Market to book ratio to Propensity to Pay Dividend
The finding explains that market to book ratio of a
company influences the propensity to pay dividend
significantly and negatively. The higher the market to
book ratio of company, the lower the probability of
propensity to pay dividend. It is suitable with the
residual theory that says a company will pay the
dividend if it does not have an opportunity to have
beneficial investment. In other words, the companies
with high opportunites to expand will keep their
current asset as their profit will be kept and allocated
more for investment than dividend sharing as it is
stated by Fama & French (2001), Tangjitprom (2013),
and Ferris, Jayaraman, & Sabherwal (2009).
5 IMPLICATION
The greater the firm size, the higher the probality of a
company to pay dividend will be. The higher the asset
growth, and the market to book ratio of a company,
the lower the probaility of company to pay dividend
will be.

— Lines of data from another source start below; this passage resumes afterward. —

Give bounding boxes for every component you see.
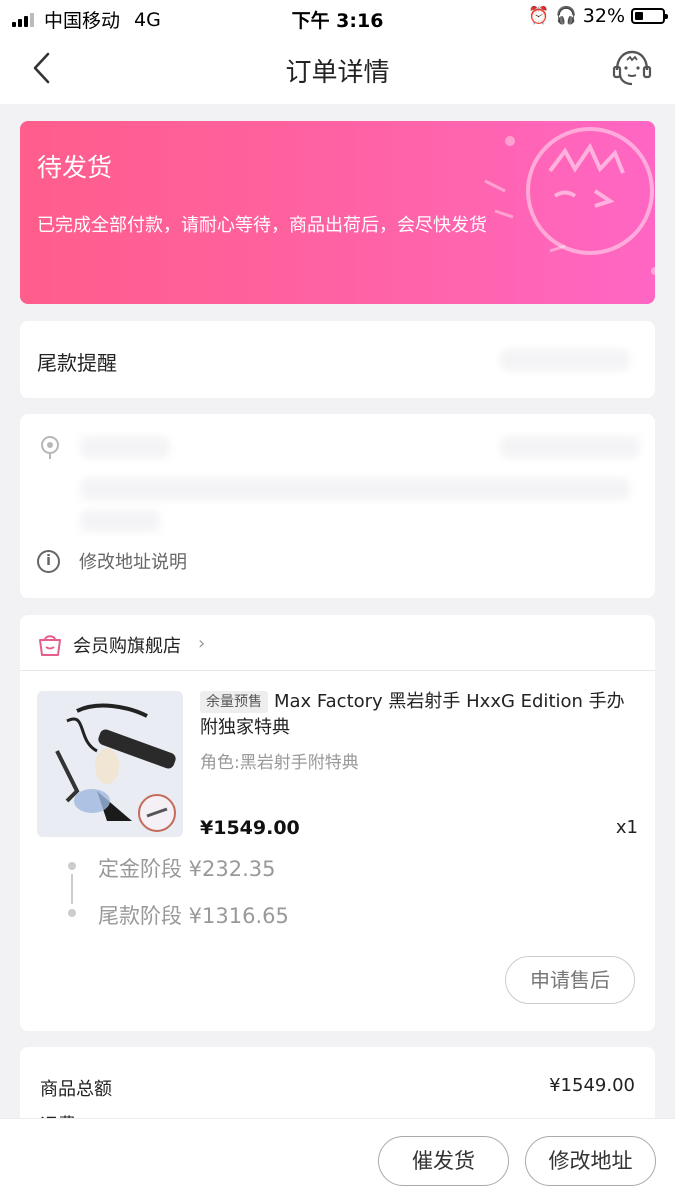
redacted-address-line-2 [80, 510, 160, 532]
chevron-right-icon: › [198, 633, 206, 654]
deposit-stage: 定金阶段 ¥232.35 [98, 857, 276, 881]
total-value: ¥1549.00 [549, 1075, 635, 1096]
redacted-reminder-value [500, 349, 630, 371]
info-icon: i [37, 549, 60, 573]
product-title[interactable]: 余量预售 Max Factory 黑岩射手 HxxG Edition 手办 附独家… [200, 689, 640, 741]
urge-shipment-button[interactable]: 催发货 [378, 1136, 509, 1186]
product-quantity: x1 [615, 817, 638, 838]
shop-bag-icon [39, 635, 61, 656]
battery-icon [631, 8, 668, 24]
order-card: 会员购旗舰店 › 余量预售 Max Factory 黑岩射手 HxxG Editi… [20, 615, 655, 1031]
balance-stage: 尾款阶段 ¥1316.65 [98, 904, 289, 928]
nav-bar: 订单详情 [0, 34, 675, 104]
total-row: 商品总额 ¥1549.00 [40, 1075, 635, 1101]
status-bar: 中国移动 4G 下午 3:16 ⏰ 🎧 32% [0, 0, 675, 34]
customer-service-icon[interactable] [611, 48, 653, 88]
address-card[interactable]: i 修改地址说明 [20, 414, 655, 598]
figure-image-icon [37, 691, 183, 837]
location-pin-icon [41, 436, 59, 459]
redacted-address-line [80, 478, 630, 500]
order-status-banner: 待发货 已完成全部付款，请耐心等待，商品出荷后，会尽快发货 [20, 121, 655, 304]
modify-address-info-label: 修改地址说明 [79, 552, 187, 573]
alarm-icon: ⏰ [528, 6, 550, 26]
page-title: 订单详情 [285, 58, 390, 88]
stage-dot [68, 862, 76, 870]
battery-percent: 32% [582, 5, 625, 27]
order-status-description: 已完成全部付款，请耐心等待，商品出荷后，会尽快发货 [37, 215, 487, 236]
status-right: ⏰ 🎧 32% [528, 5, 668, 27]
mascot-decoration-icon [484, 127, 655, 275]
headphones-icon: 🎧 [555, 6, 577, 26]
after-sale-button[interactable]: 申请售后 [505, 956, 635, 1004]
balance-reminder-card[interactable]: 尾款提醒 [20, 321, 655, 398]
modify-address-button[interactable]: 修改地址 [525, 1136, 656, 1186]
order-status-title: 待发货 [37, 153, 113, 182]
shop-name: 会员购旗舰店 [73, 636, 181, 657]
redacted-recipient-name [80, 436, 170, 458]
stage-connector [71, 874, 73, 904]
shop-header[interactable]: 会员购旗舰店 › [20, 615, 655, 671]
product-variant: 角色:黑岩射手附特典 [200, 753, 359, 773]
balance-reminder-label: 尾款提醒 [37, 351, 117, 375]
modify-address-info[interactable]: i 修改地址说明 [37, 548, 187, 574]
total-label: 商品总额 [40, 1079, 112, 1100]
presale-tag: 余量预售 [200, 691, 268, 713]
bottom-action-bar: 催发货 修改地址 [0, 1118, 675, 1200]
stage-dot [68, 909, 76, 917]
product-image[interactable] [37, 691, 183, 837]
product-price: ¥1549.00 [200, 817, 300, 839]
redacted-recipient-phone [500, 436, 640, 458]
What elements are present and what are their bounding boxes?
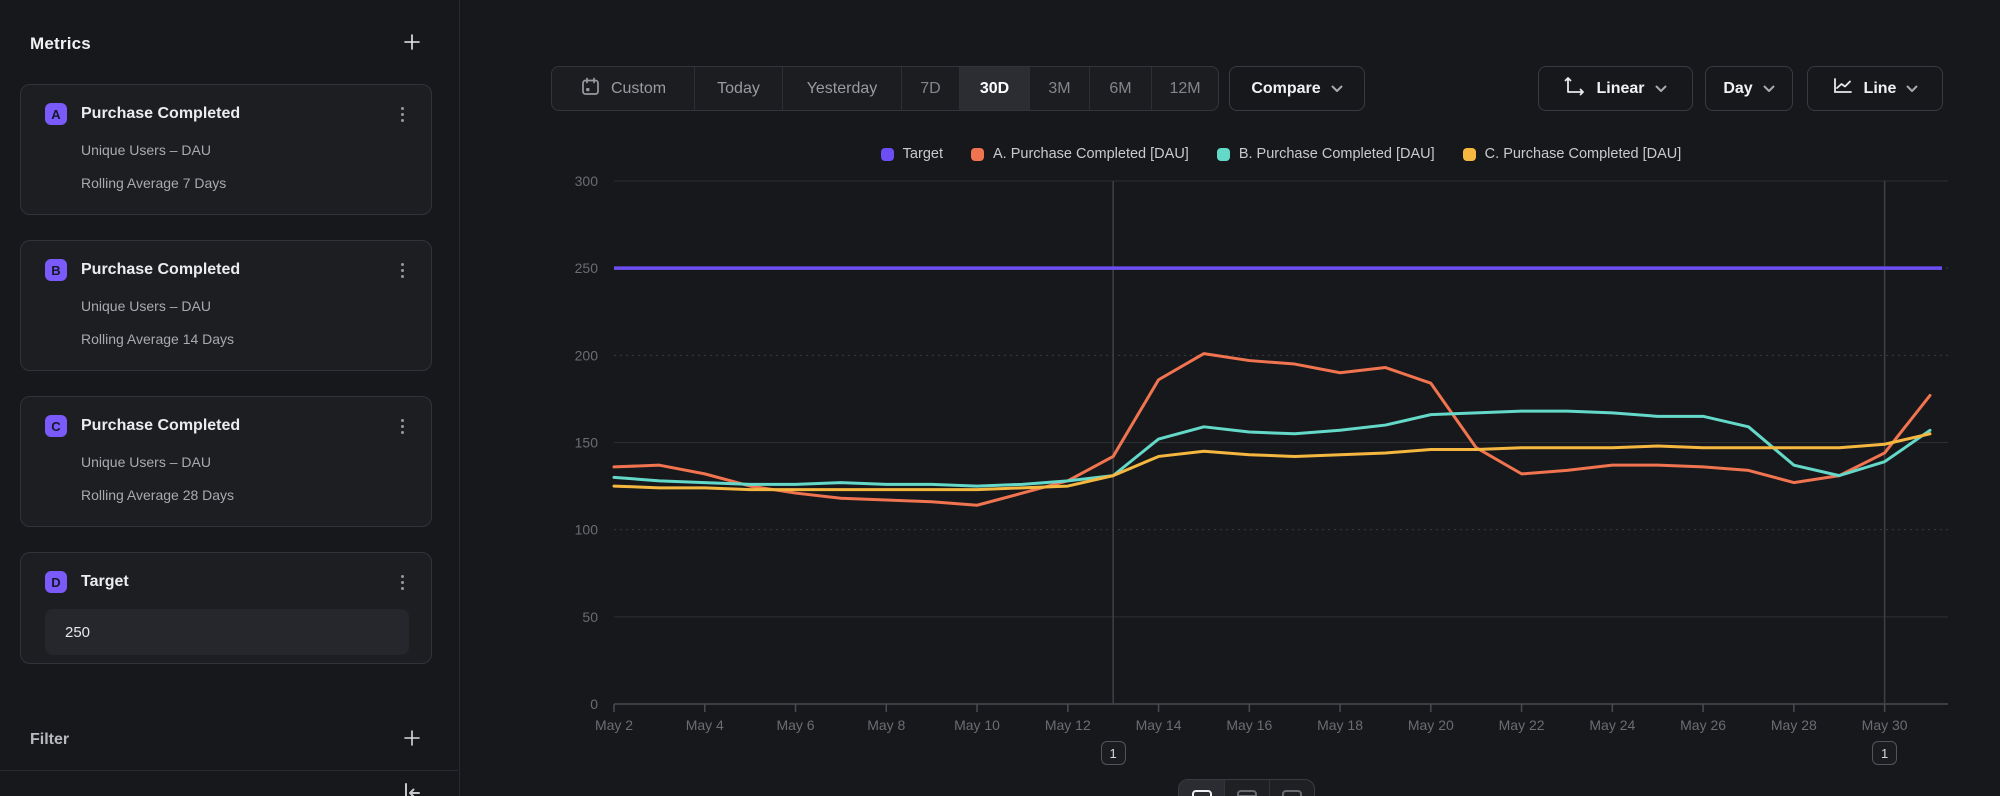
chart-layout-toggle-group	[1178, 779, 1315, 796]
y-axis-label: 200	[575, 347, 599, 363]
single-panel-icon	[1280, 788, 1304, 796]
x-axis-label: May 18	[1317, 717, 1363, 733]
x-axis-label: May 24	[1589, 717, 1635, 733]
x-axis-label: May 20	[1408, 717, 1454, 733]
annotation-badge[interactable]: 1	[1872, 741, 1897, 765]
y-axis-label: 300	[575, 173, 599, 189]
single-panel-button[interactable]	[1269, 780, 1314, 796]
x-axis-label: May 28	[1771, 717, 1817, 733]
rows-layout-button[interactable]	[1224, 780, 1269, 796]
x-axis-label: May 22	[1499, 717, 1545, 733]
y-axis-label: 100	[575, 522, 599, 538]
panel-layout-button[interactable]	[1179, 780, 1224, 796]
annotation-badge[interactable]: 1	[1101, 741, 1126, 765]
x-axis-label: May 26	[1680, 717, 1726, 733]
y-axis-label: 250	[575, 260, 599, 276]
x-axis-label: May 2	[595, 717, 633, 733]
x-axis-label: May 6	[776, 717, 814, 733]
y-axis-label: 0	[590, 696, 598, 712]
x-axis-label: May 8	[867, 717, 905, 733]
x-axis-label: May 14	[1136, 717, 1182, 733]
x-axis-label: May 12	[1045, 717, 1091, 733]
x-axis-label: May 4	[686, 717, 724, 733]
x-axis-label: May 16	[1226, 717, 1272, 733]
panel-layout-icon	[1190, 788, 1214, 796]
y-axis-label: 50	[582, 609, 598, 625]
line-chart: 0 50 100 150 200 250 300 May 2 May 4 May 6 May 8 Ma…	[0, 0, 2000, 796]
dashboard-root: { "sidebar": { "title": "Metrics", "add_…	[0, 0, 2000, 796]
x-axis-label: May 30	[1862, 717, 1908, 733]
y-axis-label: 150	[575, 435, 599, 451]
x-axis-label: May 10	[954, 717, 1000, 733]
rows-layout-icon	[1235, 788, 1259, 796]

These findings support Baker & Wurgler
(2004a) that is about trade-off. When the investor
will increase the value of a company at the market
because of dividend sharing, then, the company
should pay the dividend. However, if the investors
prefer non-payer to payer, then the company do not
need to pay the dividend. This study does not only
discuss how much dividend that should be paid, but
also the possibility of company to pay the dividend.